Rachael Rosales, a freshman team member and Mexican-American, countered the final case.

“That last case worked to our advantage,” Pence says. “We argued that undocumented workers pay taxes, and ethically a doctor has to try and save the patient. It played to our strength, and we countered it very well. Emotionally, that’s what won the judges and the audience over to us.”

Members of the UAB Ethics Bowl Team are freshmen Rosales, an Athens native, and Mallick Hossain of Rainbow City, sophomore Chris Graves of Southside and seniors Michael Lester and Ayushe Sharma, both of Huntsville.

Lester and Graves were members of the 2009 team, which finished 12th in the national championships.

Lester says the nerves of all of the team members were definitely spiking before the final match against Weber State. The team goal going into the championship was to improve on this past year’s finish and make it to the top eight. Instead, the Blazers defeated 2009 national champion Indiana University, 2008 semifinalist Westminster College twice and teams from the University of California-Santa Cruz and Carleton College. And at the end of the competition, they found themselves sitting at the big table facing Weber State for the championship.

“It was exciting, and it was a lot of fun,” Lester says. “Weber State was a talented team. We were still a little nervous when it was over and waiting on the results, but I think we more were enjoying the opportunity we had and enjoying the moment.”

Nerves also rattled the young team during the regional competition this past fall, and the stress rose after winning their first three matches.

“I tried to break the tension and have everyone relax a little bit,” says Lester, “so I just told the whole team, ‘Guys, come on. We’re not going to win the national championship. Don’t stress out.’ I have to eat my words, I guess.”

True purpose
Pence says he wanted to start an Ethics Bowl team because he thought the competition was a practical way to engage students in the study of ethics.

“It’s an excellent way of teaching ethics — to force people to make an analysis of a real case,” Pence says. “All of the cases are taken from the news. It’s also a group project that forces people to work together. It’s an exciting intellectual competition. It seems to me that it’s the true purpose of the university and what we’re doing here.”

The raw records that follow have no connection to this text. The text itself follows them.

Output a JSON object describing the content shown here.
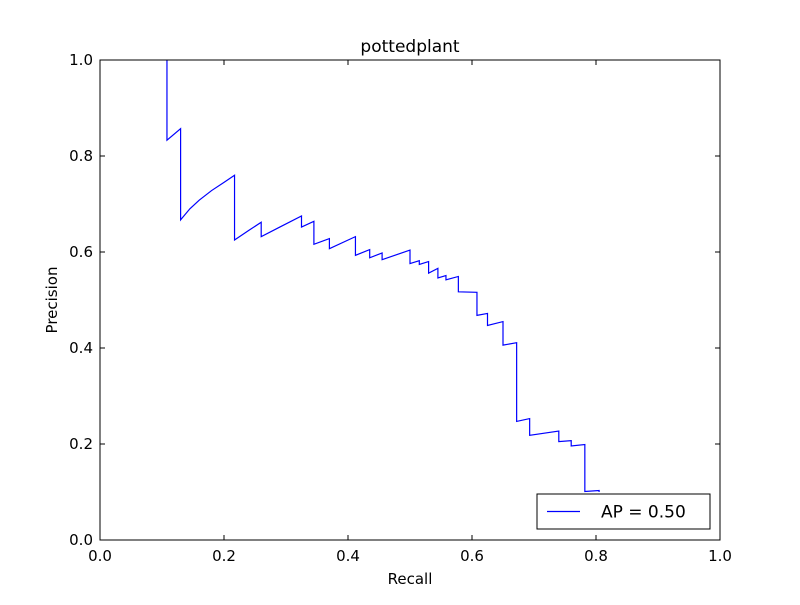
{
  "chart_data": {
    "type": "line",
    "title": "pottedplant",
    "xlabel": "Recall",
    "ylabel": "Precision",
    "xlim": [
      0.0,
      1.0
    ],
    "ylim": [
      0.0,
      1.0
    ],
    "xticks": [
      "0.0",
      "0.2",
      "0.4",
      "0.6",
      "0.8",
      "1.0"
    ],
    "yticks": [
      "0.0",
      "0.2",
      "0.4",
      "0.6",
      "0.8",
      "1.0"
    ],
    "grid": false,
    "legend": {
      "position": "lower-right",
      "entries": [
        "AP = 0.50"
      ]
    },
    "series": [
      {
        "name": "AP = 0.50",
        "color": "#0000ff",
        "x": [
          0.108,
          0.108,
          0.108,
          0.13,
          0.13,
          0.145,
          0.16,
          0.18,
          0.2,
          0.217,
          0.217,
          0.24,
          0.26,
          0.26,
          0.29,
          0.325,
          0.325,
          0.345,
          0.345,
          0.37,
          0.37,
          0.412,
          0.412,
          0.435,
          0.435,
          0.455,
          0.455,
          0.5,
          0.5,
          0.515,
          0.515,
          0.53,
          0.53,
          0.545,
          0.545,
          0.558,
          0.558,
          0.578,
          0.578,
          0.608,
          0.608,
          0.625,
          0.625,
          0.65,
          0.65,
          0.672,
          0.672,
          0.693,
          0.693,
          0.74,
          0.74,
          0.76,
          0.76,
          0.782,
          0.782,
          0.805,
          0.805
        ],
        "y": [
          1.0,
          0.833,
          0.833,
          0.857,
          0.667,
          0.69,
          0.708,
          0.728,
          0.745,
          0.76,
          0.625,
          0.645,
          0.662,
          0.632,
          0.652,
          0.675,
          0.652,
          0.664,
          0.616,
          0.628,
          0.607,
          0.632,
          0.593,
          0.605,
          0.588,
          0.598,
          0.584,
          0.604,
          0.576,
          0.582,
          0.574,
          0.58,
          0.556,
          0.566,
          0.546,
          0.551,
          0.542,
          0.549,
          0.517,
          0.516,
          0.468,
          0.472,
          0.447,
          0.455,
          0.406,
          0.411,
          0.247,
          0.253,
          0.218,
          0.227,
          0.205,
          0.207,
          0.196,
          0.199,
          0.101,
          0.103,
          0.1
        ]
      }
    ]
  }
}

Team members say the experience has changed their academic life and future in many respects, and they credit Pence for his desire to work with them and see them excel.

“College is a rough adjustment,” Rosales says. “It’s nice to know you have an advocate and someone who believes in you. Even at times when you’re feeling down, you know Dr. Pence believes in you and your abilities because he lets you know. I’m grateful I’ve had the opportunity to be one of his students.”

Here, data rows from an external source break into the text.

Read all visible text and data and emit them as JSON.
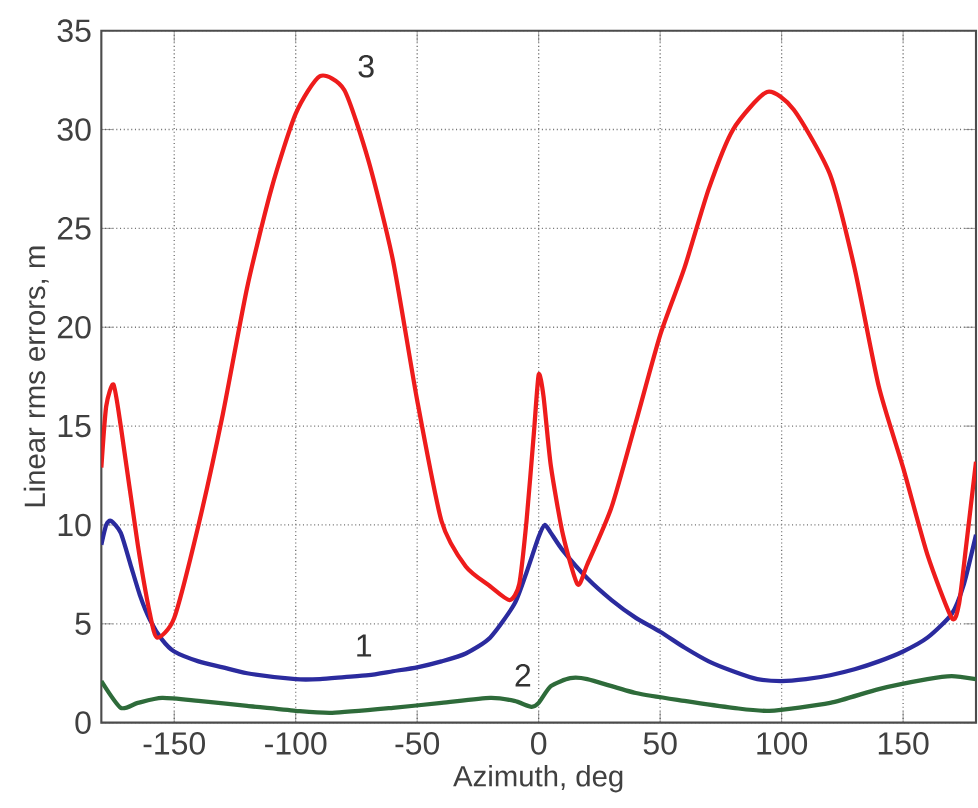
{
  "chart_data": {
    "type": "line",
    "xlabel": "Azimuth, deg",
    "ylabel": "Linear rms errors, m",
    "xlim": [
      -180,
      180
    ],
    "xticks": [
      -150,
      -100,
      -50,
      0,
      50,
      100,
      150
    ],
    "ylim": [
      0,
      35
    ],
    "yticks": [
      0,
      5,
      10,
      15,
      20,
      25,
      30,
      35
    ],
    "grid": true,
    "marker": "none",
    "line_style": "solid",
    "series": [
      {
        "name": "1",
        "color": "#2b2b9e",
        "x": [
          -180,
          -178,
          -176,
          -172,
          -168,
          -164,
          -160,
          -155,
          -150,
          -140,
          -130,
          -120,
          -100,
          -90,
          -80,
          -70,
          -60,
          -50,
          -40,
          -30,
          -20,
          -10,
          -5,
          0,
          2.5,
          5,
          10,
          20,
          30,
          40,
          50,
          60,
          70,
          80,
          90,
          100,
          110,
          120,
          130,
          140,
          150,
          160,
          170,
          175,
          180
        ],
        "values": [
          9,
          10,
          10.2,
          9.6,
          8,
          6.4,
          5.2,
          4.2,
          3.6,
          3.1,
          2.8,
          2.5,
          2.2,
          2.2,
          2.3,
          2.4,
          2.6,
          2.8,
          3.1,
          3.5,
          4.3,
          6,
          7.6,
          9.4,
          10,
          9.6,
          8.7,
          7.3,
          6.2,
          5.3,
          4.6,
          3.8,
          3.1,
          2.6,
          2.2,
          2.1,
          2.2,
          2.4,
          2.7,
          3.1,
          3.6,
          4.3,
          5.5,
          7,
          9.5
        ]
      },
      {
        "name": "2",
        "color": "#2e6b3a",
        "x": [
          -180,
          -172,
          -165,
          -155,
          -140,
          -120,
          -100,
          -85,
          -60,
          -40,
          -20,
          -10,
          -3,
          0,
          5,
          13,
          20,
          40,
          60,
          80,
          95,
          120,
          140,
          160,
          170,
          180
        ],
        "values": [
          2.1,
          0.75,
          1,
          1.25,
          1.1,
          0.85,
          0.6,
          0.5,
          0.75,
          1,
          1.25,
          1.1,
          0.8,
          1,
          1.85,
          2.25,
          2.2,
          1.5,
          1.1,
          0.75,
          0.6,
          1,
          1.7,
          2.2,
          2.35,
          2.2
        ]
      },
      {
        "name": "3",
        "color": "#ee1c1c",
        "x": [
          -180,
          -178,
          -175,
          -172,
          -165,
          -160,
          -157,
          -150,
          -140,
          -130,
          -120,
          -110,
          -100,
          -90,
          -80,
          -70,
          -60,
          -50,
          -40,
          -30,
          -20,
          -12,
          -8,
          -5,
          -2,
          0,
          2,
          5,
          10,
          16,
          20,
          30,
          40,
          50,
          60,
          70,
          80,
          94,
          105,
          120,
          130,
          140,
          150,
          160,
          170,
          173,
          176,
          180
        ],
        "values": [
          12.9,
          16,
          17.1,
          15,
          9,
          5.5,
          4.3,
          5.3,
          10,
          15.6,
          22,
          27,
          30.8,
          32.7,
          32,
          28.4,
          23.4,
          16.3,
          10.2,
          7.9,
          6.9,
          6.2,
          7,
          10.2,
          14.6,
          17.6,
          16.5,
          13,
          9.5,
          7,
          8,
          10.9,
          15.2,
          19.6,
          23,
          27,
          30,
          31.9,
          31,
          27.7,
          23,
          17,
          12.9,
          8.5,
          5.3,
          6,
          9,
          13.2
        ]
      }
    ]
  }
}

All of the students on the team are in the Early Medical School Acceptance Program (EMSAP), which Pence directs, with the exception of Sharma, a philosophy and psychology major. She says Pence treated her like one of his EMSAP students, pushing her to excel.

“He motivated me to do things outside of Ethics Bowl, including studying abroad and applying for scholarships to continue my education,” Sharma says. “He’s actually the person who motivated me to try out for the team, because I wasn’t going to do it.”

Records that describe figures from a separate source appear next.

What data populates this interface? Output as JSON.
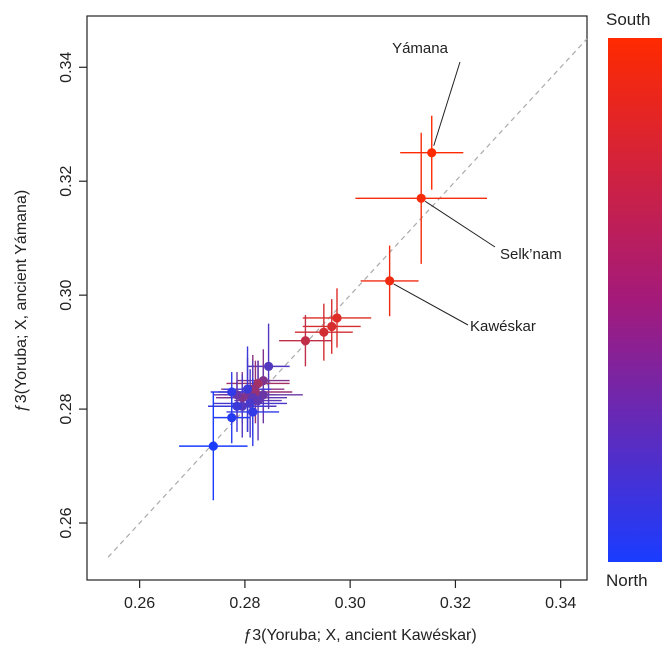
{
  "chart_data": {
    "type": "scatter",
    "title": "",
    "xlabel": "ƒ3(Yoruba; X, ancient Kawéskar)",
    "ylabel": "ƒ3(Yoruba; X, ancient Yámana)",
    "xlim": [
      0.25,
      0.345
    ],
    "ylim": [
      0.25,
      0.349
    ],
    "xticks": [
      "0.26",
      "0.28",
      "0.30",
      "0.32",
      "0.34"
    ],
    "yticks": [
      "0.26",
      "0.28",
      "0.30",
      "0.32",
      "0.34"
    ],
    "xtick_values": [
      0.26,
      0.28,
      0.3,
      0.32,
      0.34
    ],
    "ytick_values": [
      0.26,
      0.28,
      0.3,
      0.32,
      0.34
    ],
    "grid": false,
    "reference_line": {
      "style": "dashed",
      "color": "#aaaaaa",
      "from": [
        0.254,
        0.254
      ],
      "to": [
        0.345,
        0.345
      ]
    },
    "colorbar": {
      "top_label": "South",
      "bottom_label": "North",
      "top_color": "#ff2a00",
      "bottom_color": "#1a3cff"
    },
    "annotations": [
      {
        "text": "Yámana",
        "point": [
          0.3155,
          0.325
        ]
      },
      {
        "text": "Selk’nam",
        "point": [
          0.3135,
          0.317
        ]
      },
      {
        "text": "Kawéskar",
        "point": [
          0.3075,
          0.3025
        ]
      }
    ],
    "points": [
      {
        "x": 0.3155,
        "y": 0.325,
        "xerr": 0.006,
        "yerr": 0.0065,
        "south": 1.0
      },
      {
        "x": 0.3135,
        "y": 0.317,
        "xerr": 0.0125,
        "yerr": 0.0115,
        "south": 0.96
      },
      {
        "x": 0.3075,
        "y": 0.3025,
        "xerr": 0.0055,
        "yerr": 0.0062,
        "south": 0.93
      },
      {
        "x": 0.2975,
        "y": 0.296,
        "xerr": 0.0065,
        "yerr": 0.0052,
        "south": 0.85
      },
      {
        "x": 0.2965,
        "y": 0.2945,
        "xerr": 0.0055,
        "yerr": 0.0048,
        "south": 0.82
      },
      {
        "x": 0.295,
        "y": 0.2935,
        "xerr": 0.0055,
        "yerr": 0.005,
        "south": 0.8
      },
      {
        "x": 0.2915,
        "y": 0.292,
        "xerr": 0.005,
        "yerr": 0.0045,
        "south": 0.72
      },
      {
        "x": 0.2845,
        "y": 0.2875,
        "xerr": 0.004,
        "yerr": 0.0075,
        "south": 0.25
      },
      {
        "x": 0.2835,
        "y": 0.285,
        "xerr": 0.005,
        "yerr": 0.0055,
        "south": 0.45
      },
      {
        "x": 0.2825,
        "y": 0.2845,
        "xerr": 0.006,
        "yerr": 0.004,
        "south": 0.6
      },
      {
        "x": 0.2815,
        "y": 0.2835,
        "xerr": 0.006,
        "yerr": 0.006,
        "south": 0.5
      },
      {
        "x": 0.282,
        "y": 0.283,
        "xerr": 0.007,
        "yerr": 0.0055,
        "south": 0.55
      },
      {
        "x": 0.2805,
        "y": 0.2825,
        "xerr": 0.0055,
        "yerr": 0.0065,
        "south": 0.4
      },
      {
        "x": 0.2835,
        "y": 0.2825,
        "xerr": 0.0075,
        "yerr": 0.005,
        "south": 0.35
      },
      {
        "x": 0.2815,
        "y": 0.282,
        "xerr": 0.0065,
        "yerr": 0.0065,
        "south": 0.3
      },
      {
        "x": 0.2795,
        "y": 0.282,
        "xerr": 0.005,
        "yerr": 0.0045,
        "south": 0.45
      },
      {
        "x": 0.281,
        "y": 0.281,
        "xerr": 0.007,
        "yerr": 0.006,
        "south": 0.2
      },
      {
        "x": 0.2795,
        "y": 0.2805,
        "xerr": 0.0065,
        "yerr": 0.0055,
        "south": 0.25
      },
      {
        "x": 0.2785,
        "y": 0.2805,
        "xerr": 0.0055,
        "yerr": 0.0045,
        "south": 0.15
      },
      {
        "x": 0.2825,
        "y": 0.2815,
        "xerr": 0.0045,
        "yerr": 0.007,
        "south": 0.3
      },
      {
        "x": 0.2805,
        "y": 0.2835,
        "xerr": 0.0045,
        "yerr": 0.0075,
        "south": 0.15
      },
      {
        "x": 0.2785,
        "y": 0.2825,
        "xerr": 0.0045,
        "yerr": 0.004,
        "south": 0.35
      },
      {
        "x": 0.2775,
        "y": 0.283,
        "xerr": 0.004,
        "yerr": 0.0035,
        "south": 0.1
      },
      {
        "x": 0.2815,
        "y": 0.2795,
        "xerr": 0.005,
        "yerr": 0.006,
        "south": 0.1
      },
      {
        "x": 0.2775,
        "y": 0.2785,
        "xerr": 0.0035,
        "yerr": 0.0045,
        "south": 0.05
      },
      {
        "x": 0.274,
        "y": 0.2735,
        "xerr": 0.0065,
        "yerr": 0.0095,
        "south": 0.0
      }
    ]
  }
}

“I don’t think any of us really can express how much we feel we owe Dr. Pence,” Lester adds. “He’s changed the course of my life in many ways by guiding me through my undergraduate decisions. He’s helped me move on to the next phase of my life and feel confident and prepared.”

UAB’s team showed that confidence throughout the national championship competition, and won many fans along the way.

In fact, as the competition drew closer to its conclusion, members of the audience began cheering for the Cinderella Blazers.

“I’ve been to four ethics bowls, and I’ve never seen the way the audience reacted to us,” Pence says. “They were very enthusiastic that we won.”

Now the upstart team finds itself as the hunted instead of the hunter for next year, a point not lost on the UAB coach.

“This puts us on the map, and it’s a hard map to get on,” Pence says. “Now the slate is wiped clean for us. We’ll have auditions again and start from scratch, only this time we have a target on our back. We’re the national champions.”